Lubbock City Council hears from citizens regarding animal shelter

Lubbock City Council hears from citizens regarding animal shelter
More than a dozen people signed up to speak to council regarding the Lubbock Animal Shelter

LUBBOCK, TX (KCBD) - One after another stepped up to the podium at Lubbock City Hall on Thursday. More than a dozen of people were ready to comment on the Lubbock Animal Shelter.

"I think the turnout was great. It looked like maybe half the people who were here tonight were here to support changes to the shelter," said Nicole Taylor.

Taylor said she attended the meeting to support the no-kill movement.

Some people attended to share concerns with the council.
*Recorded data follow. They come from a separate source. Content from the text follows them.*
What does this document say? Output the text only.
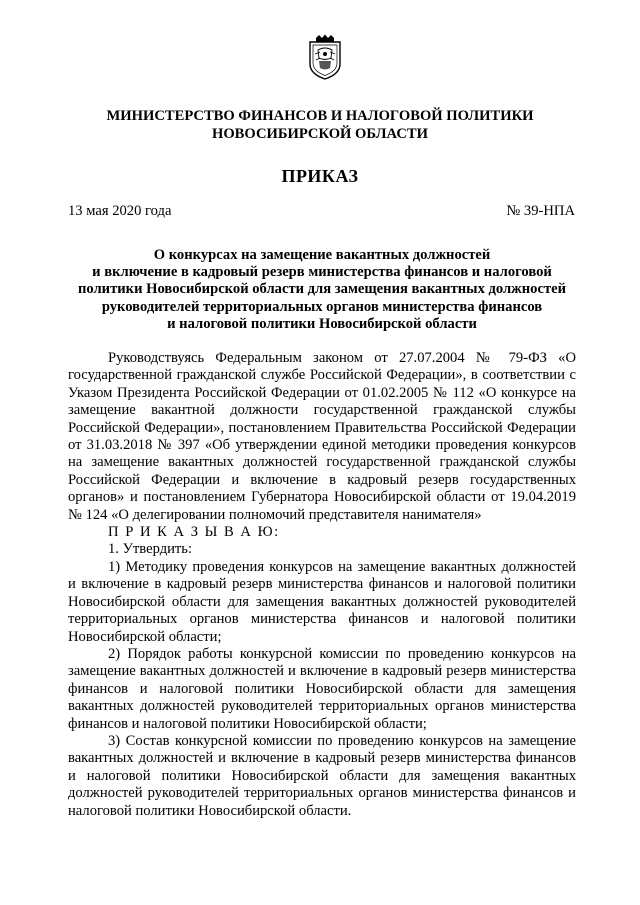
МИНИСТЕРСТВО ФИНАНСОВ И НАЛОГОВОЙ ПОЛИТИКИ
НОВОСИБИРСКОЙ ОБЛАСТИ
ПРИКАЗ
13 мая 2020 года	№ 39-НПА
О конкурсах на замещение вакантных должностей
и включение в кадровый резерв министерства финансов и налоговой
политики Новосибирской области для замещения вакантных должностей
руководителей территориальных органов министерства финансов
и налоговой политики Новосибирской области

Руководствуясь Федеральным законом от 27.07.2004 № 79-ФЗ «О государственной гражданской службе Российской Федерации», в соответствии с Указом Президента Российской Федерации от 01.02.2005 № 112 «О конкурсе на замещение вакантной должности государственной гражданской службы Российской Федерации», постановлением Правительства Российской Федерации от 31.03.2018 № 397 «Об утверждении единой методики проведения конкурсов на замещение вакантных должностей государственной гражданской службы Российской Федерации и включение в кадровый резерв государственных органов» и постановлением Губернатора Новосибирской области от 19.04.2019 № 124 «О делегировании полномочий представителя нанимателя»

П Р И К А З Ы В А Ю:

1. Утвердить:

1) Методику проведения конкурсов на замещение вакантных должностей и включение в кадровый резерв министерства финансов и налоговой политики Новосибирской области для замещения вакантных должностей руководителей территориальных органов министерства финансов и налоговой политики Новосибирской области;

2) Порядок работы конкурсной комиссии по проведению конкурсов на замещение вакантных должностей и включение в кадровый резерв министерства финансов и налоговой политики Новосибирской области для замещения вакантных должностей руководителей территориальных органов министерства финансов и налоговой политики Новосибирской области;

3) Состав конкурсной комиссии по проведению конкурсов на замещение вакантных должностей и включение в кадровый резерв министерства финансов и налоговой политики Новосибирской области для замещения вакантных должностей руководителей территориальных органов министерства финансов и налоговой политики Новосибирской области.
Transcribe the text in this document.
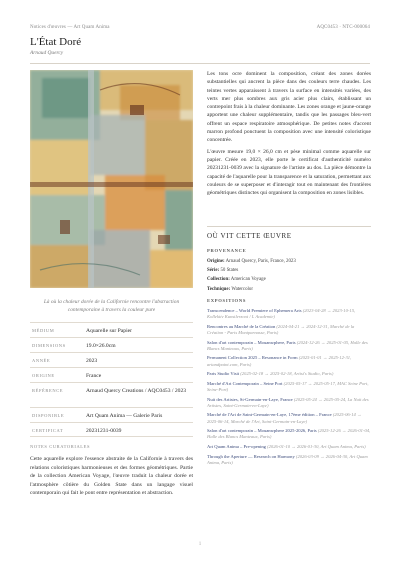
Notices d'œuvres — Art Quam Anima	AQC0453 · NTC-000064
L'État Doré
Arnaud Quercy
Là où la chaleur dorée de la Californie rencontre l'abstraction contemporaine à travers la couleur pure
MÉDIUM	Aquarelle sur Papier
DIMENSIONS	19.0×26.0cm
ANNÉE	2023
ORIGINE	France
RÉFÉRENCE	Arnaud Quercy Creations / AQC0453 / 2023
DISPONIBLE	Art Quam Anima — Galerie Paris
CERTIFICAT	20231231-0039
NOTES CURATORIALES
Cette aquarelle explore l'essence abstraite de la Californie à travers des relations coloristiques harmonieuses et des formes géométriques. Partie de la collection American Voyage, l'œuvre traduit la chaleur dorée et l'atmosphère côtière du Golden State dans un langage visuel contemporain qui fait le pont entre représentation et abstraction.

Les tons ocre dominent la composition, créant des zones dorées substantielles qui ancrent la pièce dans des couleurs terre chaudes. Les teintes vertes apparaissent à travers la surface en intensités variées, des verts mer plus sombres aux gris acier plus clairs, établissant un contrepoint frais à la chaleur dominante. Les zones orange et jaune-orange apportent une chaleur supplémentaire, tandis que les passages bleu-vert offrent un espace respiratoire atmosphérique. De petites notes d'accent marron profond ponctuent la composition avec une intensité coloristique concentrée.

L'œuvre mesure 19,0 × 26,0 cm et pèse minimal comme aquarelle sur papier. Créée en 2023, elle porte le certificat d'authenticité numéro 20231231-0039 avec la signature de l'artiste au dos. La pièce démontre la capacité de l'aquarelle pour la transparence et la saturation, permettant aux couleurs de se superposer et d'interagir tout en maintenant des frontières géométriques distinctes qui organisent la composition en zones lisibles.

OÙ VIT CETTE ŒUVRE
PROVENANCE
Origine: Arnaud Quercy, Paris, France, 2023
Série: 50 States
Collection: American Voyage
Technique: Watercolor
EXPOSITIONS
Transcendence – World Premiere of Ephemera Arts (2023-04-28 → 2023-10-15, Kollektiv Kunstlerzoot / L Academie)
Rencontres au Marché de la Création (2024-04-21 → 2024-12-31, Marché de la Création - Paris Montparnasse, Paris)
Salon d'art contemporain – Mouansrphere, Paris (2024-12-26 → 2025-01-05, Halle des Blancs Manteaux, Paris)
Permanent Collection 2025 – Resonance in Form (2025-01-01 → 2025-12-31, artandpaint.com, Paris)
Paris Studio Visit (2025-02-18 → 2025-02-18, Artist's Studio, Paris)
Marché d'Art Contemporain – Seine Port (2025-05-17 → 2025-05-17, MAC Seine Port, Seine-Port)
Nuit des Artistes, St-Germain-en-Laye, France (2025-05-24 → 2025-05-24, La Nuit des Artistes, Saint-Germain-en-Laye)
Marché de l'Art de Saint-Germain-en-Laye, 17ème édition – France (2025-06-14 → 2025-06-14, Marché de l'Art, Saint-Germain-en-Laye)
Salon d'art contemporain – Mouansrphere 2025-2026, Paris (2025-12-26 → 2026-01-04, Halle des Blancs Manteaux, Paris)
Art Quam Anima – Pre-opening (2026-01-10 → 2026-01-30, Art Quam Anima, Paris)
Through the Aperture — Research on Harmony (2026-03-09 → 2026-04-30, Art Quam Anima, Paris)
1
"When I found out about the number of animals euthanized last year, I found it very disappointing. A long habit of thinking a thing wrong gives it tot he superficial appearance of being right," said one animal advocate.
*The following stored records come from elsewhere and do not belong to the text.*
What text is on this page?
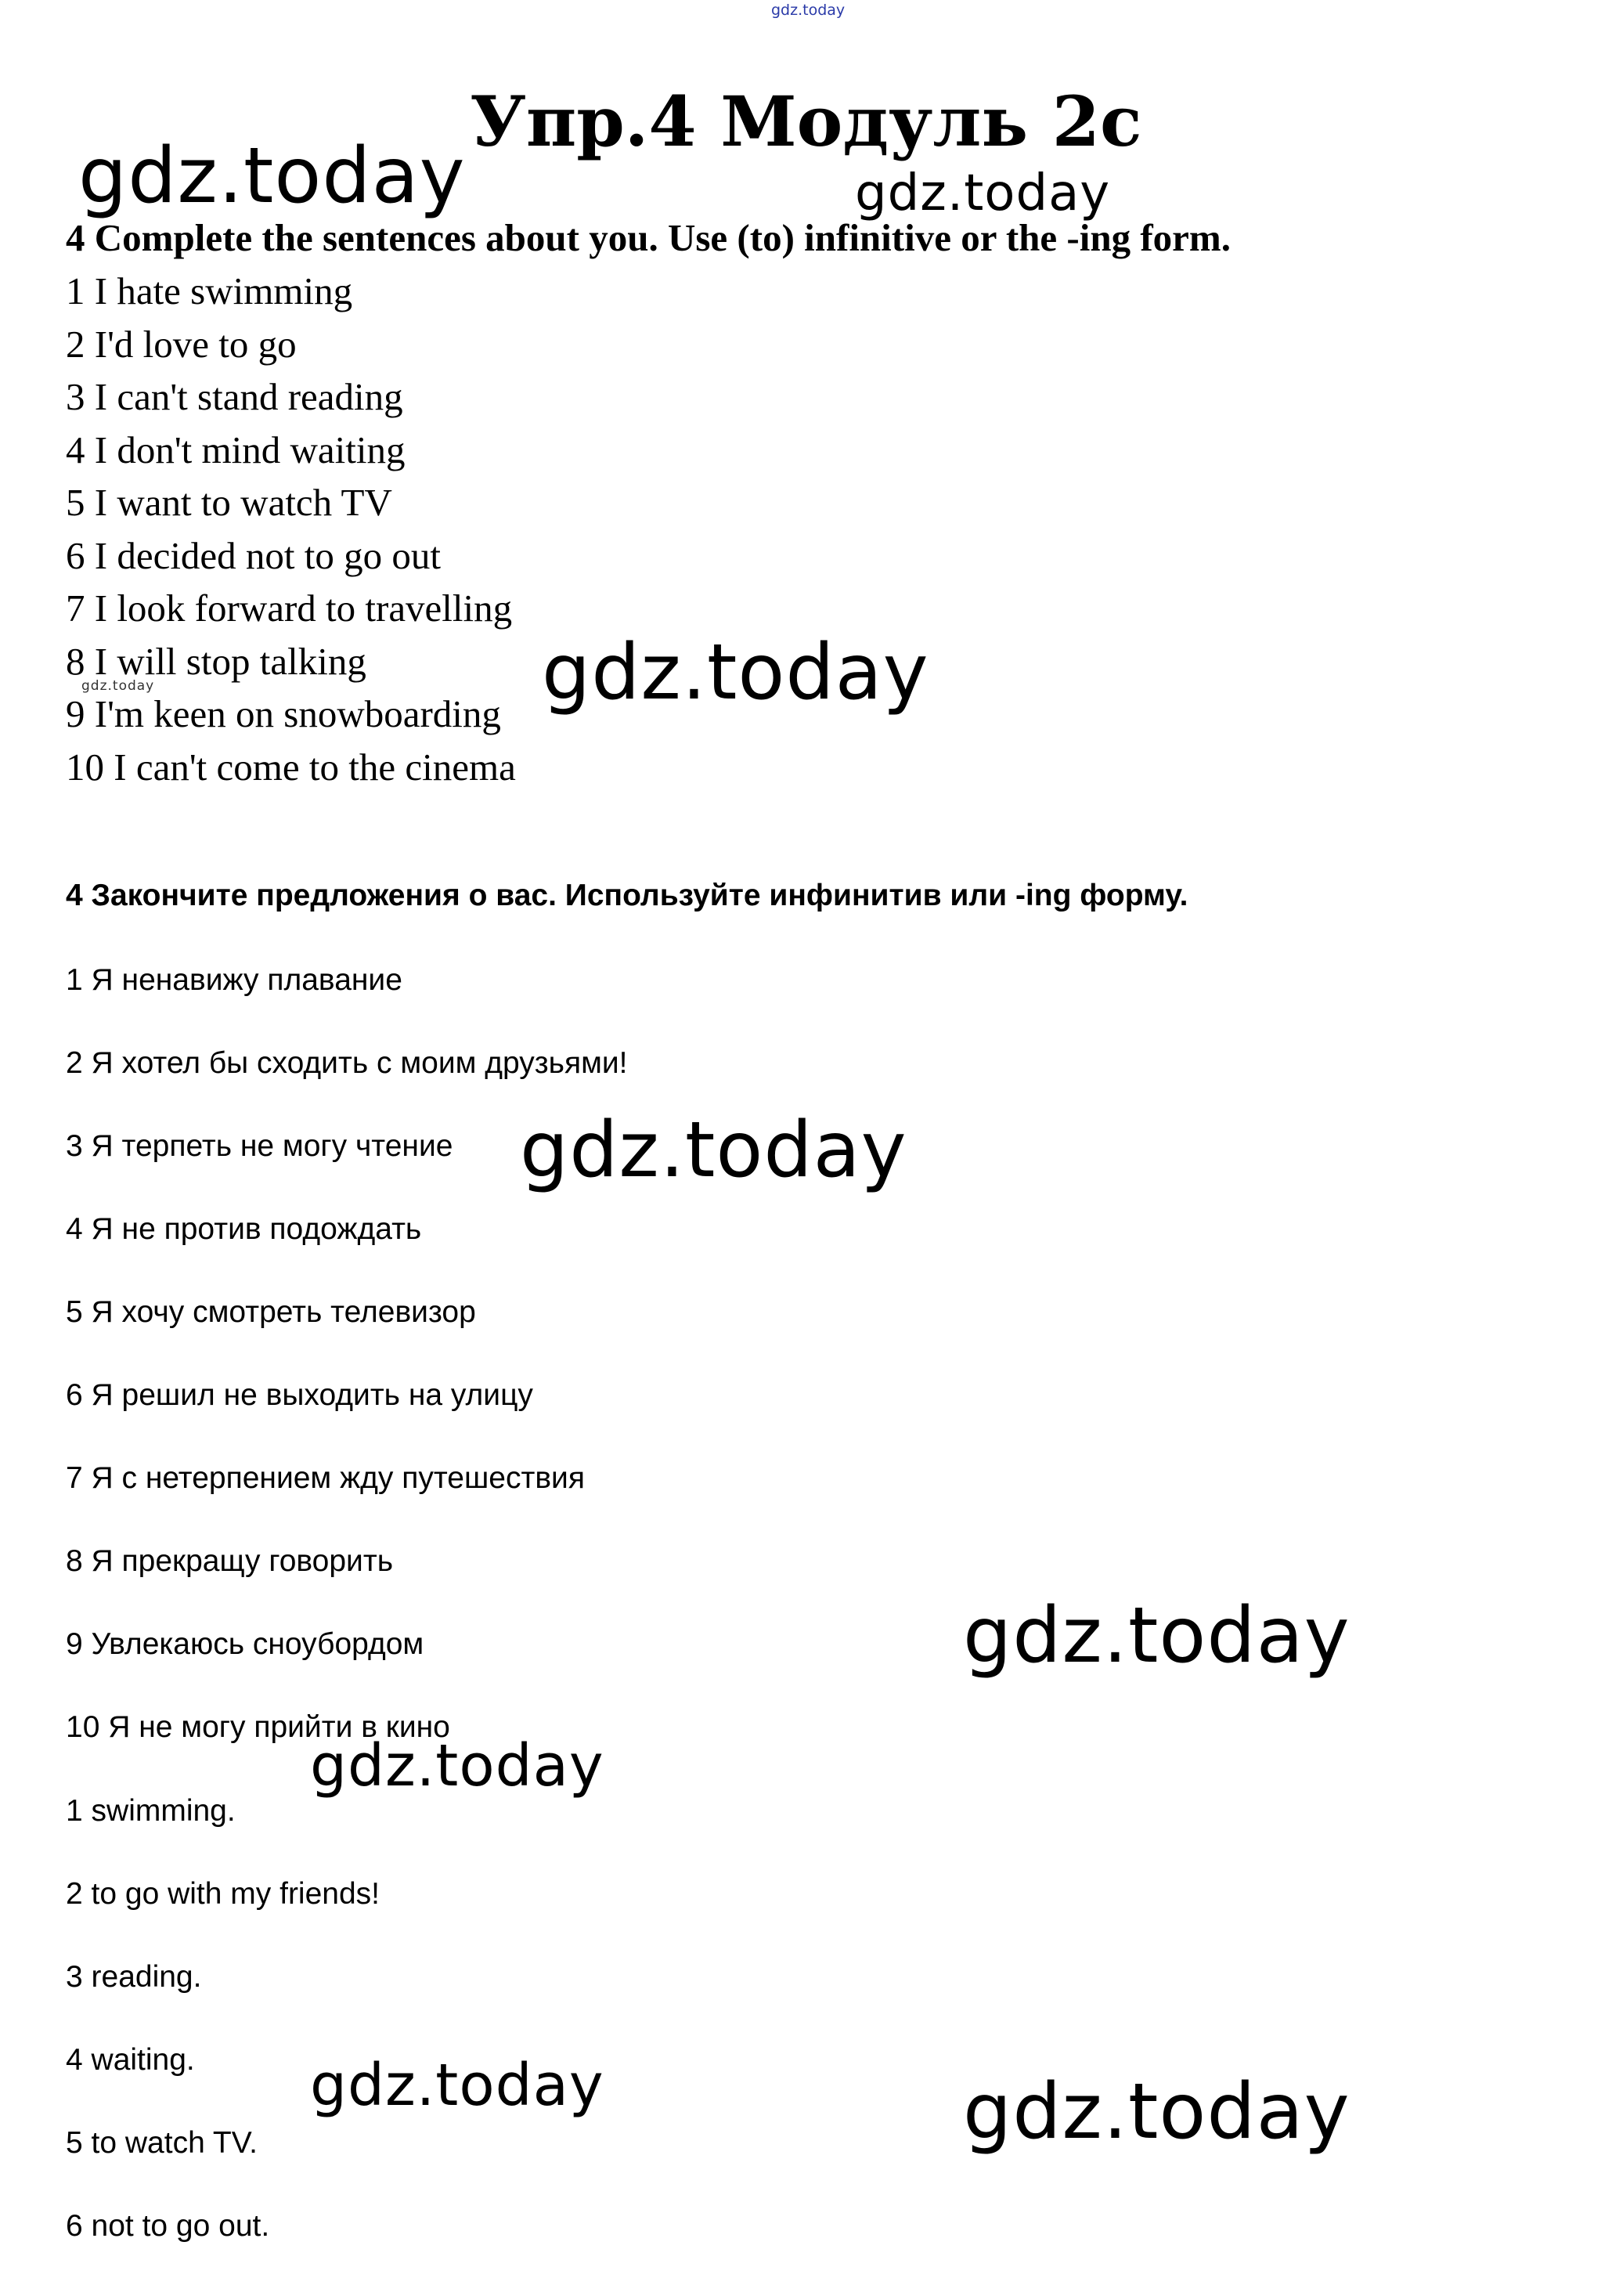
gdz.today
Упр.4 Модуль 2с
4 Complete the sentences about you. Use (to) infinitive or the -ing form.
1 I hate swimming
2 I'd love to go
3 I can't stand reading
4 I don't mind waiting
5 I want to watch TV
6 I decided not to go out
7 I look forward to travelling
8 I will stop talking
9 I'm keen on snowboarding
10 I can't come to the cinema
4 Закончите предложения о вас. Используйте инфинитив или -ing форму.
1 Я ненавижу плавание
2 Я хотел бы сходить с моим друзьями!
3 Я терпеть не могу чтение
4 Я не против подождать
5 Я хочу смотреть телевизор
6 Я решил не выходить на улицу
7 Я с нетерпением жду путешествия
8 Я прекращу говорить
9 Увлекаюсь сноубордом
10 Я не могу прийти в кино
1 swimming.
2 to go with my friends!
3 reading.
4 waiting.
5 to watch TV.
6 not to go out.
gdz.today	gdz.today
gdz.today
gdz.today
gdz.today
gdz.today
gdz.today
gdz.today	gdz.today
Others signed up to speak to offer suggestions.

"There is a road map, You don't have to reinvent the wheel," said Lorri Michel.
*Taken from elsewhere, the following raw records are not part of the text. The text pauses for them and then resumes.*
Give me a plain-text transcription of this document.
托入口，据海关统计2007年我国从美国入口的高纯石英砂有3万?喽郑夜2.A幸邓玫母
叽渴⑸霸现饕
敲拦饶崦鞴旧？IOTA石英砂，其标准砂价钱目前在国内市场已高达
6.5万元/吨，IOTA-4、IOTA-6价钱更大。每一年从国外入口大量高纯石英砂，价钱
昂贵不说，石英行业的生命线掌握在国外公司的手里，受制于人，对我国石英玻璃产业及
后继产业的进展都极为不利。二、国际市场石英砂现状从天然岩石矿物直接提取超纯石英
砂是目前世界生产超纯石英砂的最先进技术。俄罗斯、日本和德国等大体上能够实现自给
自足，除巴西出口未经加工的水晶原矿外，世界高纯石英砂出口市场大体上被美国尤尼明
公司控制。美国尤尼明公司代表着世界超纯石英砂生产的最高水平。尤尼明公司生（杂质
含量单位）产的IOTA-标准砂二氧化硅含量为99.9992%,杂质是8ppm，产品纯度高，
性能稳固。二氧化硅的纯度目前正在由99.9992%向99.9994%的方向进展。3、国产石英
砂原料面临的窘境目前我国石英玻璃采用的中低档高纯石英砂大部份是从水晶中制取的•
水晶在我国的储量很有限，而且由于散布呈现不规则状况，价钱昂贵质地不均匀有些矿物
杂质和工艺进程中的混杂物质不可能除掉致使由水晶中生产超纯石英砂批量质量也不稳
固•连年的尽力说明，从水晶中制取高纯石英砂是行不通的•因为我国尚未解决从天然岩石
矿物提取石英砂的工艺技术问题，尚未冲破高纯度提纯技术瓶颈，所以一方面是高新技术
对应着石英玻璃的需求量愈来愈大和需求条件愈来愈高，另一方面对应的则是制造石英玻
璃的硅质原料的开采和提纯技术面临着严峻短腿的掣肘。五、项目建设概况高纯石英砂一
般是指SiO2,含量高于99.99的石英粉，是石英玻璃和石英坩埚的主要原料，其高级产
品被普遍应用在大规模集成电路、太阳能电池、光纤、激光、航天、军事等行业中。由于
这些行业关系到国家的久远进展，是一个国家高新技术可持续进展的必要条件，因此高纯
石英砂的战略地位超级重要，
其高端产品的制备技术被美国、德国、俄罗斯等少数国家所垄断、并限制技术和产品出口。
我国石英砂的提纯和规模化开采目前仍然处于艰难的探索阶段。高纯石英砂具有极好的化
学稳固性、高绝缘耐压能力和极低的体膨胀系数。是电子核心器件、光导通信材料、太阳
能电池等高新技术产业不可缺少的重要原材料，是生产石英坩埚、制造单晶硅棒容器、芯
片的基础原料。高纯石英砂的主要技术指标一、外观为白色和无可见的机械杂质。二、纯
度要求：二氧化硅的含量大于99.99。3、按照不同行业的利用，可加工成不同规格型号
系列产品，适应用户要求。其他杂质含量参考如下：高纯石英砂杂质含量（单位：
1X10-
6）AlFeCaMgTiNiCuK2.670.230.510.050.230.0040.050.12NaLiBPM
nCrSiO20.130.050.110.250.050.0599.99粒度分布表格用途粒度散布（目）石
Michel is the Board  President of an organization called Texas Pets Alive!.

"We are a 501C4 political lobbying organization," Michel said.

Michel and her team are dedicated to removing the political barriers at the state and local levels that prevent communities from becoming no-kill.

She is also one of the key players who worked to transform Austin into the largest no-kill city in the country.

Michel traveled to Lubbock to speak with Lubbock City Council about programs and tools that she believes will help the City of Lubbock follow in Austin's footsteps.

She suggested foster programs and widespread volunteer programs.

"Basic little things actually like publishing the kill list. Letting everybody in the community prioritize saving with the dogs and cats that are about to be killed. Those are the first ones that need to be out," Michel said.

A no-kill community is defined as killing less than ten percent of its animals.

It is something Michel said the leadership in Lubbock needs to aim for by setting up policies.

"Kill shelters for decades have been blaming the public. They have been calling pet owners irresponsible," she said. "That is one of the oldest, archaic M.O.'s of a kill shelter mantra."

With the current director of the animal shelter set to retire at the beginning of March, a nationwide search for his replacement is now underway.

It is a hire Michel said is critical.

"The biggest game changer from going from a kill shelter to a no-kill shelter is the shelter leadership. The choices the shelter director makes have a pivotal impact on whether animals live or die," Michel said.